Ich nickte kurz und wackelig, dann legte ich den Kopf schief.
"Ich bin Drogendealer", erzählte er und ich riss die Augen auf. Drogen? Echt jetzt? Dabei sah er so nett aus. Wie konnte er denn so etwas machen? Meine Mutter hatte immer gesagt, dass die mit den schwarzen Augen entweder dealten oder Killer waren. Am besten beides.  Und ich hatte immer gedacht, dass diese Gerüchte nicht stimmten. Kurz schluckte ich und sah ihn vorsichtig wieder an. Er grinste und als er meinen Blick sah, brach er in lautes Lachen aus.
So ein Idiot! Das war ganz und gar nicht lustig! Und ich hatte ihm geglaubt! Ich wurde rot und starrte ihn, um dieses zu kaschieren, mit meinem übelsten Killerblick an, der ihn nur wenig beeindruckte. Bestimmt nahm er noch nicht mal eine Veränderung wahr.
"Dein Blick", keuchte er, als er endlich fertig gelacht hatte und ich stieß mit meinem Fuß gegen sein Knie. Blödmann!
"Also?", fragte ich beleidigt und starrte ihn weiter an.
"Buchführung", erklärte er und lächelte mich an. Schon irgendwie süß, sang mein Herz und ich lächelte ein wenig zurück. Weg war die schlechte Laune.
So einfach ging das.
"Aha.", mumelte ich. Ein ganz normaler Job. Was hast du denn erwartet? Je länger ich darüber nachdachte, desto logischer erschien mir das ganze.
"Und du?", fragte Alex mich. Blinzelnd schaute ich ihn an. "Na was du machst!", erklärte er geduldig und ich kapierte endlich.
"Gehe in die Schule und nebenbei noch hier", sagte ich. Mann das klang ja langweilig! Aber was sollte man da groß ausschmücken? Mein Leben war eben langweilig. Punkt. "So kann man seine Freizeit auch opfern", lachte er. Ich grinste. Wo er Recht hatte er Recht. "Aber es macht Spaß", stellte ich richtig. Oh ja!
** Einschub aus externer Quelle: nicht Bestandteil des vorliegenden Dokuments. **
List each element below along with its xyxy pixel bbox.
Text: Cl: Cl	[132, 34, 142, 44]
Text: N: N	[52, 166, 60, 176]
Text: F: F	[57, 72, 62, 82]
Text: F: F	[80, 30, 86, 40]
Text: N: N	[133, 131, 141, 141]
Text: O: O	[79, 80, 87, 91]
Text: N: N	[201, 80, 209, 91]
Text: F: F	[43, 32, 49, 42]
"Was willst du einmal werden?", wollte er wissen. Tja gute Frage...
"Vielleicht Anwältin.", meinte ich. "Oder Sozialarbeiterin oder so." Ich zuckte mit den Schultern. Was das anging war ich noch recht unentschlossen. Allerdings tendierte ich stark in Richtung Anwalt.
Obwohl man da studieren musste...
"Das ist aber ein Unterschied!" Alex schien das seltsam zu finden. Ich zuckte wieder mit den Schultern. So war das eben.
Kurz blickte ich auf meine Armbanduhr und dann wieder auf ihn. Bald fing meine Schicht wieder an.
Schade. Es war echt nett gewesen, mich mit ihm zu unterhalten.
"Wann machst du hier Schluss?", fragte er mich, als hätte er meine Gedanken gelesen. "So um fünf", erklärte ich. "Dann werde ich mich nach Hause setzen und lernen. Und du?"
"Noch ein paar Überweisungen", sagte er und verzog das Gesicht. Ich lächelte, während ich aufstand und er tat es mir gleich. "Wir sehen uns.", sagte er und ich nickte. Hoffentlich!
"Klar", erwiederte ich und hoffte insgeheim, dass das nicht mehr lange dauern würde.